It's interesting because it's Grant Morrison's attempt at a definitive Judge Dredd. (Also, it looks like gold compared with the runs by Garth Ennis and Mark Millar that preceded it.) This was part of the Morrison/Millar "Summer Offensive", in which they took over 2000 AD for two months. Apparently, Morrison thought for ages about how to write Dredd... and then eventually made him a one-dimensional bastard.
I quite like it, but its plot's as one-dimensional as its anti-hero. Dredd sums it up when asked if he has a plan. "I got my plan right here!" he roars, club in hand. That's the general tone. Criminal ex-Judges from Titan prison colony take over Mega-City One, forcing the Judges into exile out in the Cursed Earth. Their leader is Grice and he's a psycho. (This is a sequel to Mark Millar's Purgatory, which concluded immediately before this began.)
You now know everything that matters. The plot is just various repetitions of tough people going to confront Grice without a plan and encountering a shit-kicking. This happens... uh, three or four times? One of those is even one of the baddies. The story's dumb as a post. It is, though, hard as nails. It's full of utter bastards who'll commit any kind of murderous act. They'll break your jaw and smash your ribs with a sledgehammer. They'll repeatedly smash McGruder's face into the floor, then strap her to a bike and send her plunging off the city wall.
As bad as any of them is Dredd. He does the following:
(a) He shoots a man (normal for Dredd) with an incendiary bullet (yow). Burns him alive. That's his first kill in the story.
(b) The convicts take a prisoner who'll die if Dredd doesn't surrender. He's not interested. "Osterwold's one of the best, Judge Bhaji. She knows the rules." Result: she's chained to four motorbikes that drive off in opposite directions.
(c) On abandoning the Grand Hall of Justice, our heroes realise that they don't want to leave everyone in the iso-cells for Grice to free. Dredd's solution: "This qualifies as an emergency situation. We flood the cubes." (One drowning victim's last words are that it was only a parking offence, for Grud's sake.)
(d) It's the end and the right anti-heroes have won. The convicts are heading back to Titan. Unfortunately, security's just been torn to shreds up there, so won't they all just escape again? "I thought of that," says Dredd and presses a button. BOOM. Ship explodes. Problem solved. Frankly, though, this is feeble compared with this story's other bastard actions, so as a final punchline it's underwhelming.

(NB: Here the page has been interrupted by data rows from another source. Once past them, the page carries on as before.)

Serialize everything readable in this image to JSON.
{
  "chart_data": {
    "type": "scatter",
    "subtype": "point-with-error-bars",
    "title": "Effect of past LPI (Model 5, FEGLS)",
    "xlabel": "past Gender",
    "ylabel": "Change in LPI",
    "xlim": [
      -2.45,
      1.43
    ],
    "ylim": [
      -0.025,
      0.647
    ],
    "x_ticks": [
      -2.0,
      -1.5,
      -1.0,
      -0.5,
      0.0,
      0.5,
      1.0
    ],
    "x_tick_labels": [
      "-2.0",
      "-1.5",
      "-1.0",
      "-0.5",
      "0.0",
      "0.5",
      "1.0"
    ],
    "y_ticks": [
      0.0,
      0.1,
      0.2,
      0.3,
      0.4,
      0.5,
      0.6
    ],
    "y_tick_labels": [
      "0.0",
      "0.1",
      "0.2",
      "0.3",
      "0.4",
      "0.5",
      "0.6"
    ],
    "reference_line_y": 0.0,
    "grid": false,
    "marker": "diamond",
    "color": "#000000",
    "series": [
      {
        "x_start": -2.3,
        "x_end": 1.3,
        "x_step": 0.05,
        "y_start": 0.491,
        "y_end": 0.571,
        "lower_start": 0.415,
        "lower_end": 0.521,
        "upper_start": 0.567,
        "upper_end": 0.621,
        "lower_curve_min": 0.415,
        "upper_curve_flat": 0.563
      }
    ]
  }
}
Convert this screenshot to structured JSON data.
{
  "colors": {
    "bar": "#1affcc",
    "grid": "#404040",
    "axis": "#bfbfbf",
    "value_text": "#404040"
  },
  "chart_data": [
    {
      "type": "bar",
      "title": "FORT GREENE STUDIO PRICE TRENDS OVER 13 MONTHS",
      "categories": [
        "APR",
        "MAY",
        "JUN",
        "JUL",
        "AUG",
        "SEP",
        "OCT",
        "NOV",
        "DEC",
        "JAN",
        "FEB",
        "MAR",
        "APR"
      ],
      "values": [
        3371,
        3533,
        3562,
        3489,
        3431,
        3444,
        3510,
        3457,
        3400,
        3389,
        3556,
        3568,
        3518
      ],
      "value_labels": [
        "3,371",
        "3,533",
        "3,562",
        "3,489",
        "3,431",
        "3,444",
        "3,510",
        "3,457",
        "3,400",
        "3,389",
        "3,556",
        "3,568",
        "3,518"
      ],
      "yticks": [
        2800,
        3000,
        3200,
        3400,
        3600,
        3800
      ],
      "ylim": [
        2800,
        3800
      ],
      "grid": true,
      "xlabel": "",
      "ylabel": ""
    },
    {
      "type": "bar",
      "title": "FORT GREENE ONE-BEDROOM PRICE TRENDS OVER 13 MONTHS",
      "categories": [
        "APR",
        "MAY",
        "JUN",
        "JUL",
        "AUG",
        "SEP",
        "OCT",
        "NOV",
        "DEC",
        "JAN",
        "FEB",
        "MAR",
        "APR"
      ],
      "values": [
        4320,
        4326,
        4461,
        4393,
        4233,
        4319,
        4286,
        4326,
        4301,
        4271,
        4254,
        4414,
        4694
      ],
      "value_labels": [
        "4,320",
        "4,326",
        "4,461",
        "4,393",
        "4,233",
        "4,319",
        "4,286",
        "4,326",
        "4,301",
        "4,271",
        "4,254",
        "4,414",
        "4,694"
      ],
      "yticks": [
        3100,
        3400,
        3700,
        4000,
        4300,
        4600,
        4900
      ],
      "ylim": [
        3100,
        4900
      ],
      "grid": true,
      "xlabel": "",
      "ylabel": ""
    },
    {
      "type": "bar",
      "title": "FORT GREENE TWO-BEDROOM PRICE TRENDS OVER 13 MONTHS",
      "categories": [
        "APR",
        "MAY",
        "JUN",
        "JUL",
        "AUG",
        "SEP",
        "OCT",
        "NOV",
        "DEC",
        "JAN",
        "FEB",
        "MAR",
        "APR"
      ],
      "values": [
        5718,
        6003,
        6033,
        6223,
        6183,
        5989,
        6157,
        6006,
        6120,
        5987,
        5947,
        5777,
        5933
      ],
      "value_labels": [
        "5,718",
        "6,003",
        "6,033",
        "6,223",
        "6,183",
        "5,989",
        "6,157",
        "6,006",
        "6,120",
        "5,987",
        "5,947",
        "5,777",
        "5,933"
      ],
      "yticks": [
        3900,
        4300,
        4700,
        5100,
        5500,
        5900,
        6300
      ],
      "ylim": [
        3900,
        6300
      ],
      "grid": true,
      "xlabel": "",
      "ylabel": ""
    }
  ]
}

The other interesting thing here is Morrison's use of Dredd lore. He builds set pieces around the Judges' exotic bullet types (incendiary, armour piercing, etc.), the remote-controlled Lawmaster bikes and even Walter the Wobot.
I quite like this story, but it's in a half-and-half zone. As a Judge Dredd epic (i.e. ignoring its off-world prequel), it's too short and simple to stand comparison with stories like The Apocalypse War, Necropolis, etc. It's resolved too easily for a story that kicks the Judges out of Mega-City One itself. There's lots of juicy ultra-violence and Dredd nearly gets killed, but ultimately it lacks the weight of even Judge Dredd vs. Aliens. That said, though, Purgatory and Inferno together lasted twenty weeks, which is more substantial. As for its extreme content... well, it's violent, yes, but this is 2000 AD. John Wagner's done all this before, and better. Look at what Morrison achieves with Walter the Wobot, for instance. (Answer: very little.) I love Walter and I was delighted to see him, but Wagner would have made his appearance funnier and/or more meaningful.
The "Purgatory-Inferno" double-header is still fun, though. You could do worse.